Two of the great faith traditions of the modern world – Christianity and Islam – have their roots in the last centuries of the Roman Empire. Both emerged from the melting-pot of Eastern Mediterranean cultures which were allowed to flourish under Roman domination, emerging from the Roman provinces of Judaea and Arabia respectively.
The Constantine’s Dream project tries to understand the ancient roots of these two faiths, and how these roots have influenced our understandings of faith and belonging in the modern world.
During 2009-2012, Kate Cooper held a Global Uncertainties Ideas and Beliefs Fellowship for a project entitled Constantine’s Dream: Belongning, Deaviance, and the Problem of Violence in Early Christianity, whose mission was to understand whether the social and institutional structures of early Christianity gave rise to distinctive attitudes to violence and intolerance. One of the core ideas of the project is that seeing Christianity as one among many distinctive and even eccentric sub-cultures of the Roman provinces can allow us to understand which early Christian thought patterns and practices were distinctively Christian, and which were simply a reflection of a larger cultural context of the ancient Mediterranean.

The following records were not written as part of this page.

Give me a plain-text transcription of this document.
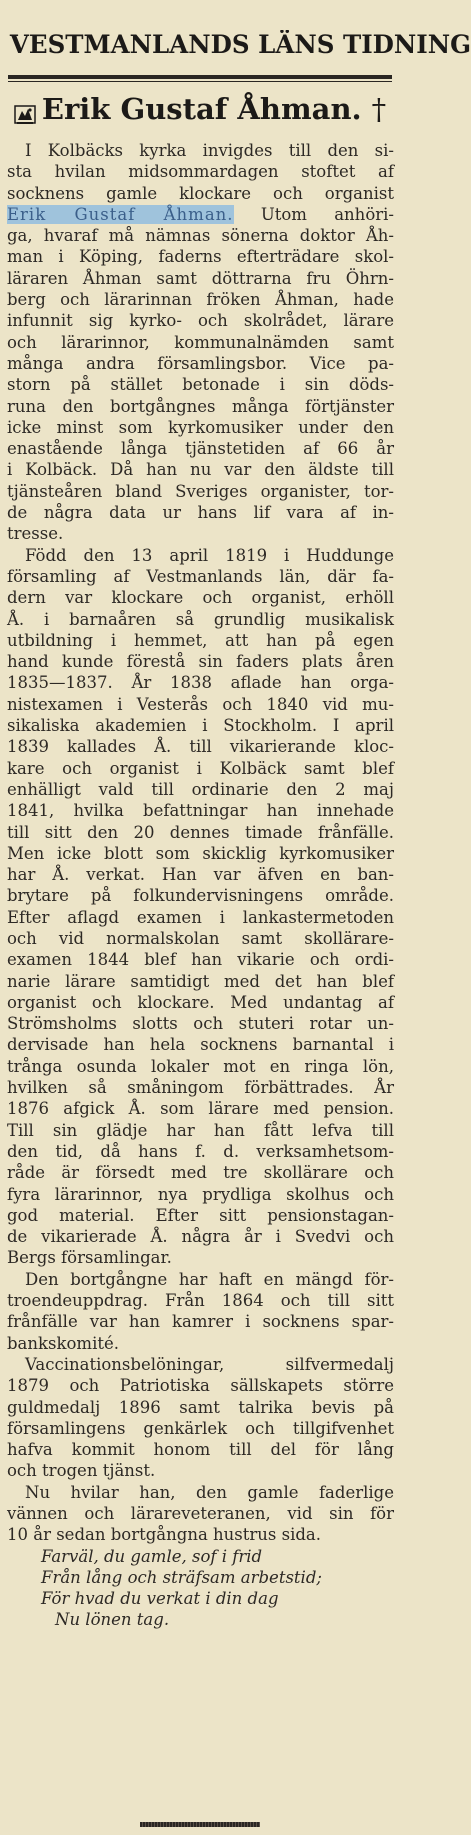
VESTMANLANDS LÄNS TIDNING
Erik Gustaf Åhman. †
I Kolbäcks kyrka invigdes till den si-
sta hvilan midsommardagen stoftet af
socknens gamle klockare och organist
Erik Gustaf Åhman. Utom anhöri-
ga, hvaraf må nämnas sönerna doktor Åh-
man i Köping, faderns efterträdare skol-
läraren Åhman samt döttrarna fru Öhrn-
berg och lärarinnan fröken Åhman, hade
infunnit sig kyrko- och skolrådet, lärare
och lärarinnor, kommunalnämden samt
många andra församlingsbor. Vice pa-
storn på stället betonade i sin döds-
runa den bortgångnes många förtjänster
icke minst som kyrkomusiker under den
enastående långa tjänstetiden af 66 år
i Kolbäck. Då han nu var den äldste till
tjänsteåren bland Sveriges organister, tor-
de några data ur hans lif vara af in-
tresse.
Född den 13 april 1819 i Huddunge
församling af Vestmanlands län, där fa-
dern var klockare och organist, erhöll
Å. i barnaåren så grundlig musikalisk
utbildning i hemmet, att han på egen
hand kunde förestå sin faders plats åren
1835—1837. År 1838 aflade han orga-
nistexamen i Vesterås och 1840 vid mu-
sikaliska akademien i Stockholm. I april
1839 kallades Å. till vikarierande kloc-
kare och organist i Kolbäck samt blef
enhälligt vald till ordinarie den 2 maj
1841, hvilka befattningar han innehade
till sitt den 20 dennes timade frånfälle.
Men icke blott som skicklig kyrkomusiker
har Å. verkat. Han var äfven en ban-
brytare på folkundervisningens område.
Efter aflagd examen i lankastermetoden
och vid normalskolan samt skollärare-
examen 1844 blef han vikarie och ordi-
narie lärare samtidigt med det han blef
organist och klockare. Med undantag af
Strömsholms slotts och stuteri rotar un-
dervisade han hela socknens barnantal i
trånga osunda lokaler mot en ringa lön,
hvilken så småningom förbättrades. År
1876 afgick Å. som lärare med pension.
Till sin glädje har han fått lefva till
den tid, då hans f. d. verksamhetsom-
råde är försedt med tre skollärare och
fyra lärarinnor, nya prydliga skolhus och
god material. Efter sitt pensionstagan-
de vikarierade Å. några år i Svedvi och
Bergs församlingar.
Den bortgångne har haft en mängd för-
troendeuppdrag. Från 1864 och till sitt
frånfälle var han kamrer i socknens spar-
bankskomité.
Vaccinationsbelöningar, silfvermedalj
1879 och Patriotiska sällskapets större
guldmedalj 1896 samt talrika bevis på
församlingens genkärlek och tillgifvenhet
hafva kommit honom till del för lång
och trogen tjänst.
Nu hvilar han, den gamle faderlige
vännen och lärareveteranen, vid sin för
10 år sedan bortgångna hustrus sida.
Farväl, du gamle, sof i frid
Från lång och sträfsam arbetstid;
För hvad du verkat i din dag
Nu lönen tag.
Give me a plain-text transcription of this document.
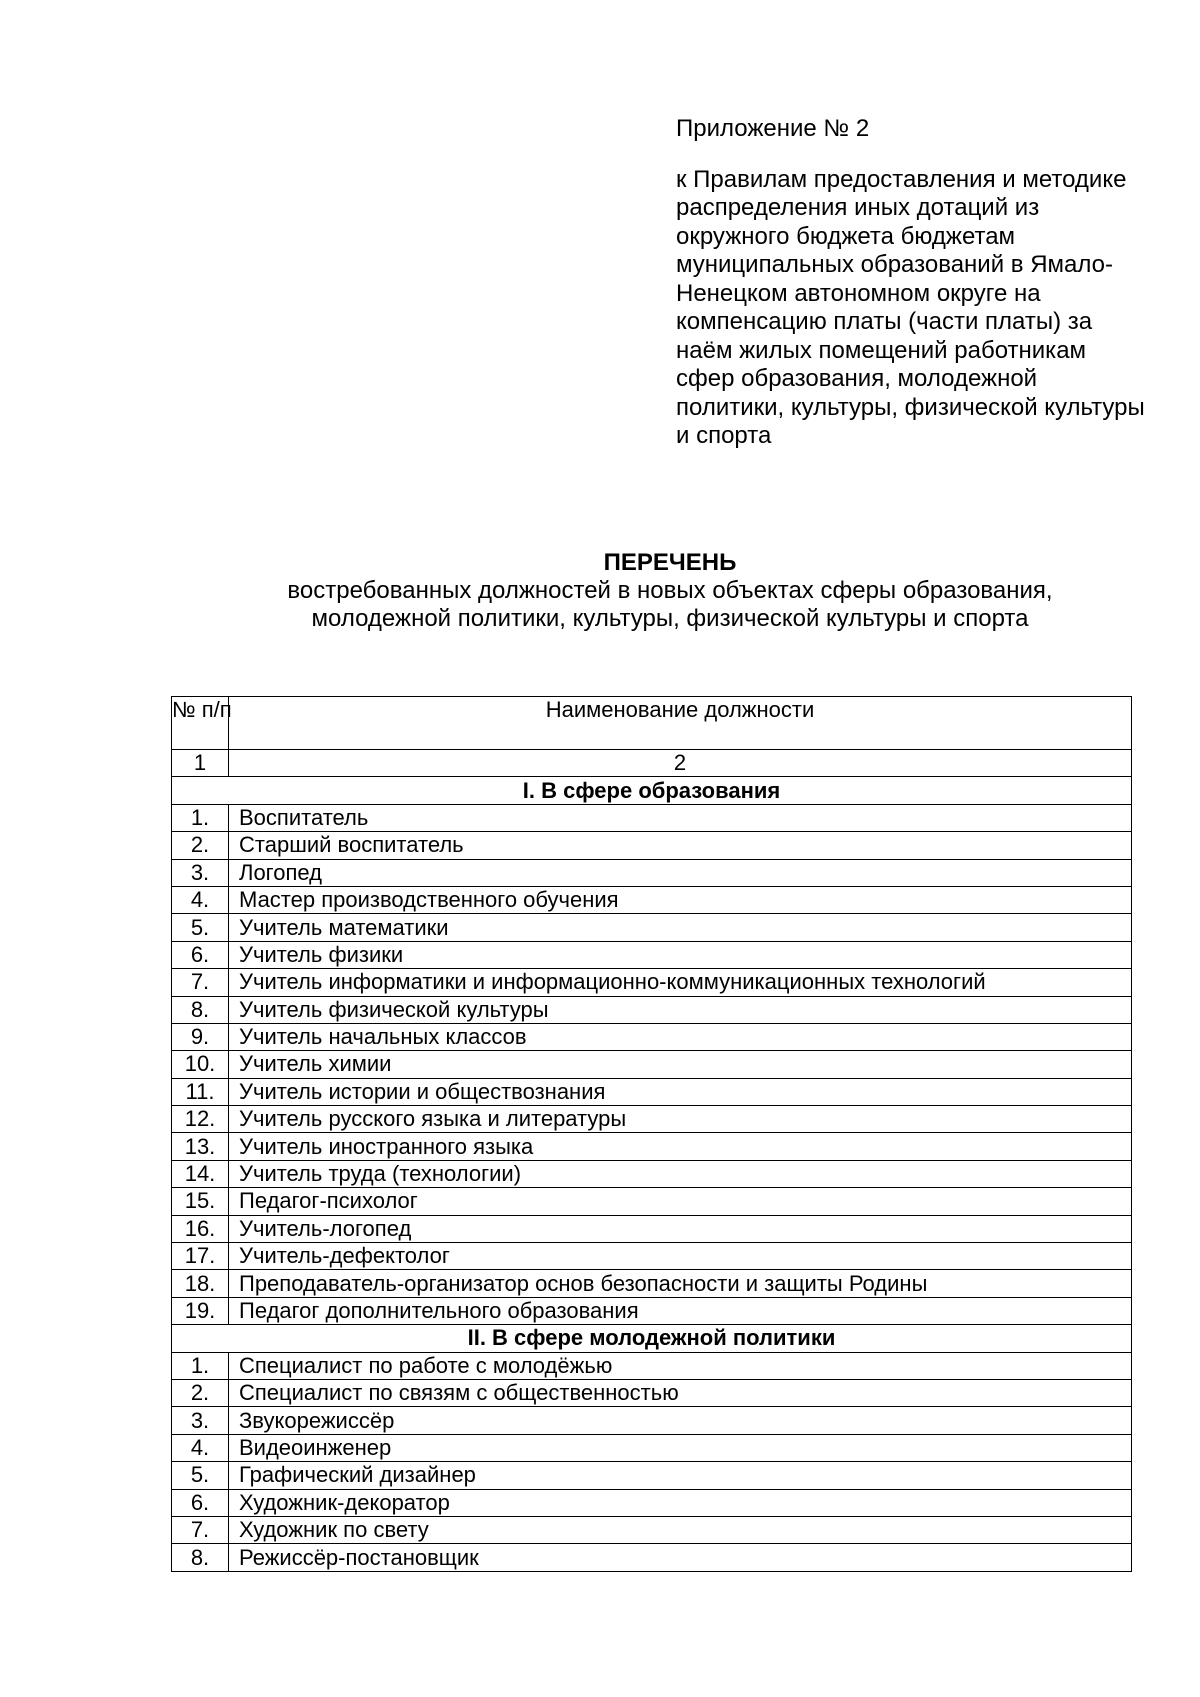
Приложение № 2

к Правилам предоставления и методике распределения иных дотаций из окружного бюджета бюджетам муниципальных образований в Ямало-Ненецком автономном округе на компенсацию платы (части платы) за наём жилых помещений работникам сфер образования, молодежной политики, культуры, физической культуры и спорта

ПЕРЕЧЕНЬ
востребованных должностей в новых объектах сферы образования,
молодежной политики, культуры, физической культуры и спорта
№ п/п	Наименование должности
1	2
I. В сфере образования	
1.	Воспитатель
2.	Старший воспитатель
3.	Логопед
4.	Мастер производственного обучения
5.	Учитель математики
6.	Учитель физики
7.	Учитель информатики и информационно-коммуникационных технологий
8.	Учитель физической культуры
9.	Учитель начальных классов
10.	Учитель химии
11.	Учитель истории и обществознания
12.	Учитель русского языка и литературы
13.	Учитель иностранного языка
14.	Учитель труда (технологии)
15.	Педагог-психолог
16.	Учитель-логопед
17.	Учитель-дефектолог
18.	Преподаватель-организатор основ безопасности и защиты Родины
19.	Педагог дополнительного образования
II. В сфере молодежной политики	
1.	Специалист по работе с молодёжью
2.	Специалист по связям с общественностью
3.	Звукорежиссёр
4.	Видеоинженер
5.	Графический дизайнер
6.	Художник-декоратор
7.	Художник по свету
8.	Режиссёр-постановщик
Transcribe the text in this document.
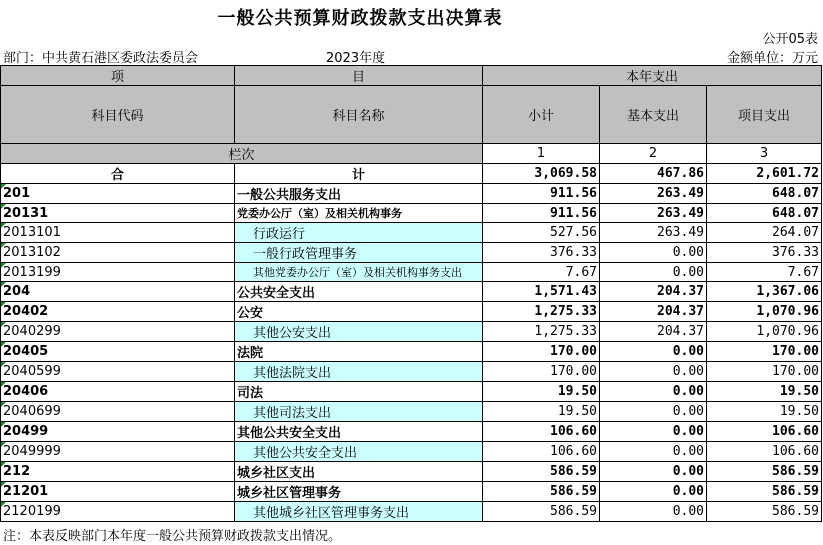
一般公共预算财政拨款支出决算表
公开05表
部门：中共黄石港区委政法委员会	2023年度	金额单位：万元
项	目	本年支出		
科目代码	科目名称	小计	基本支出	项目支出
栏次		1	2	3
合	计	3,069.58	467.86	2,601.72
201	一般公共服务支出	911.56	263.49	648.07
20131	党委办公厅（室）及相关机构事务	911.56	263.49	648.07
2013101	行政运行	527.56	263.49	264.07
2013102	一般行政管理事务	376.33	0.00	376.33
2013199	其他党委办公厅（室）及相关机构事务支出	7.67	0.00	7.67
204	公共安全支出	1,571.43	204.37	1,367.06
20402	公安	1,275.33	204.37	1,070.96
2040299	其他公安支出	1,275.33	204.37	1,070.96
20405	法院	170.00	0.00	170.00
2040599	其他法院支出	170.00	0.00	170.00
20406	司法	19.50	0.00	19.50
2040699	其他司法支出	19.50	0.00	19.50
20499	其他公共安全支出	106.60	0.00	106.60
2049999	其他公共安全支出	106.60	0.00	106.60
212	城乡社区支出	586.59	0.00	586.59
21201	城乡社区管理事务	586.59	0.00	586.59
2120199	其他城乡社区管理事务支出	586.59	0.00	586.59
注：本表反映部门本年度一般公共预算财政拨款支出情况。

One of the most exciting aspects of the project was our engagement with the daily life of the Roman provinces, and the effort to understand the tensions which provincial families experienced as they attempted to negotiate rights and privileges – both individually and as families – within the Roman context. (Sociologically speaking, the networks of belonging and mutual assistance offered by the new faiths of late antiquity found their opportunity to provide value in the frustrations experienced by provincial individuals and families, and by provincial minority ethnic groups.)
From July to November of 2012, Kate Cooper and Roberta Mazza co-curated an exhibition at the John Rylands Library, Manchester, Faces and Voices: Identity, Culture, and Artefacts From Roman to Contemporary Egypt, which allowed us to explore the tensions of daily life through the material culture of Roman-period Egypt and to make them vivid to new audiences.
One of the most exciting aspects of the exhibition was the opportunity to involve sixth-form pupils from Thomas Whitham Sixth Form in Burnley, Lancashire, in our interpretative work. During a series of workshops in the summer of 2012, student filmaker Katie Blagden from the University of Manchester made a film, I DIED IN HAWARA, of the students’ creative writing and performances related to the exhibition. It is well worth watching!